Curcumin, a chemical found in turmeric plants, was more effective than suberanilohydroxamic acid, or SAHA, in reducing tumor mass in sarcomatoid malignant mesothelioma (MM) when tested in rats, and did not generate cells resistant to the drug being used, as SAHA did, researchers report.
Their study, “Evaluation of intracavitary administration of curcumin for the treatment of sarcomatoid mesothelioma,” was published in the journal Oncotarget in February.
Malignant mesothelioma is a cancer most often found in the lining of the lungs and chest wall, but can also affect the linings of other parts of the body, such as the abdomen or heart. Sarcomatoid mesothelioma is the least common, but most aggressive, of the three major subtypes of mesothelioma, and is formed by sarcomatoid cells in the pleura, or lining of the lungs.
Curcumin is a bright yellow chemical found in some plants, particularly turmeric. SAHA, marketed as Zolinza (vorinostat), is an epigenetic drug that induces changes in the DNA. Zolinza is approved to treat skin problems caused by cutaneous T-cell lymphoma.
Researchers first tested the ability of curcumin to kill cancer cells from sarcomatoid MM tumors grown in the laboratory. They established the dose of curcumin required to kill all of the cultured tumor cells.

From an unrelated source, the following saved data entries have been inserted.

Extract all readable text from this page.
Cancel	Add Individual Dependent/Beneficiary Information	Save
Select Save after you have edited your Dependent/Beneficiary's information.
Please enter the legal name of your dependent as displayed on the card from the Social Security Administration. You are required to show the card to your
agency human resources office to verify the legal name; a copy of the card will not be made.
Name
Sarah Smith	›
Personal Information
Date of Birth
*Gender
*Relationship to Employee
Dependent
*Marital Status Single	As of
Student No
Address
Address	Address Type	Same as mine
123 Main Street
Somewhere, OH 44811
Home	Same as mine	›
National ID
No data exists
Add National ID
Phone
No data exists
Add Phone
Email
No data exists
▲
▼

Then they initiated sarcomatoid MM tumors in rats, and allowed metastasis, or spread of the cancer to other tissues, to happen by injecting the rats with tumor cells and allowing the tumors to grow and spread for three weeks.

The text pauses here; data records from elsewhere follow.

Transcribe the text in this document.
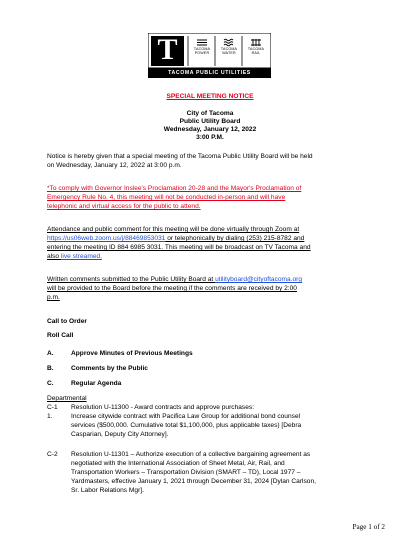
T	TACOMA
POWER
TACOMA
WATER
TACOMA
RAIL
TACOMA PUBLIC UTILITIES
SPECIAL MEETING NOTICE
City of Tacoma
Public Utility Board
Wednesday, January 12, 2022
3:00 P.M.
Notice is hereby given that a special meeting of the Tacoma Public Utility Board will be held
on Wednesday, January 12, 2022 at 3:00 p.m.
*To comply with Governor Inslee's Proclamation 20-28 and the Mayor's Proclamation of
Emergency Rule No. 4, this meeting will not be conducted in-person and will have
telephonic and virtual access for the public to attend.
Attendance and public comment for this meeting will be done virtually through Zoom at
https://us06web.zoom.us/j/88469853031 or telephonically by dialing (253) 215-8782 and
entering the meeting ID 884 6985 3031. This meeting will be broadcast on TV Tacoma and
also live streamed.
Written comments submitted to the Public Utility Board at utilityboard@cityoftacoma.org
will be provided to the Board before the meeting if the comments are received by 2:00
p.m.
Call to Order
Roll Call
A.	Approve Minutes of Previous Meetings
B.	Comments by the Public
C.	Regular Agenda
Departmental
C-1 Resolution U-11300 - Award contracts and approve purchases:
1.	Increase citywide contract with Pacifica Law Group for additional bond counsel
services ($500,000. Cumulative total $1,100,000, plus applicable taxes) [Debra
Casparian, Deputy City Attorney].
C-2 Resolution U-11301 – Authorize execution of a collective bargaining agreement as
negotiated with the International Association of Sheet Metal, Air, Rail, and
Transportation Workers – Transportation Division (SMART – TD), Local 1977 –
Yardmasters, effective January 1, 2021 through December 31, 2024 [Dylan Carlson,
Sr. Labor Relations Mgr].
Page 1 of 2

The rats were treated with either curcumin or SAHA at 21 and 26 days after the initial injection of tumor cells. Curcumin killed more tumor cells than SAHA, and tumors in rats treated with SAHA had clusters of cells that were resistant to treatment.
When curcumin was administered to the rats one week after the injection of tumor cells, the size of the tumors dropped dramatically by the 16th day.
The researchers also found that curcumin appeared to stimulate the immune system, observing a type of white blood cell surrounding remaining tumors in rats treated with curcumin. This white blood cell, known as a CD8+ T-cell, is known to kill cancer cells under the right conditions.
“In conclusion, these data open up interesting new prospects for the therapy of malignant mesothelioma with curcumin, in particular the sarcomatoid subtype,” the research team wrote. “Future studies will determine the best sequence/dose(s) of curcumin or its many derivatives to use to optimize the specific immune response directed against M5-T1 cells. A complementary approach would also be the combination of curcumin/derivatives with current chemotherapeutic agents to reduce the dose used and the associated systemic toxicity of the latter.”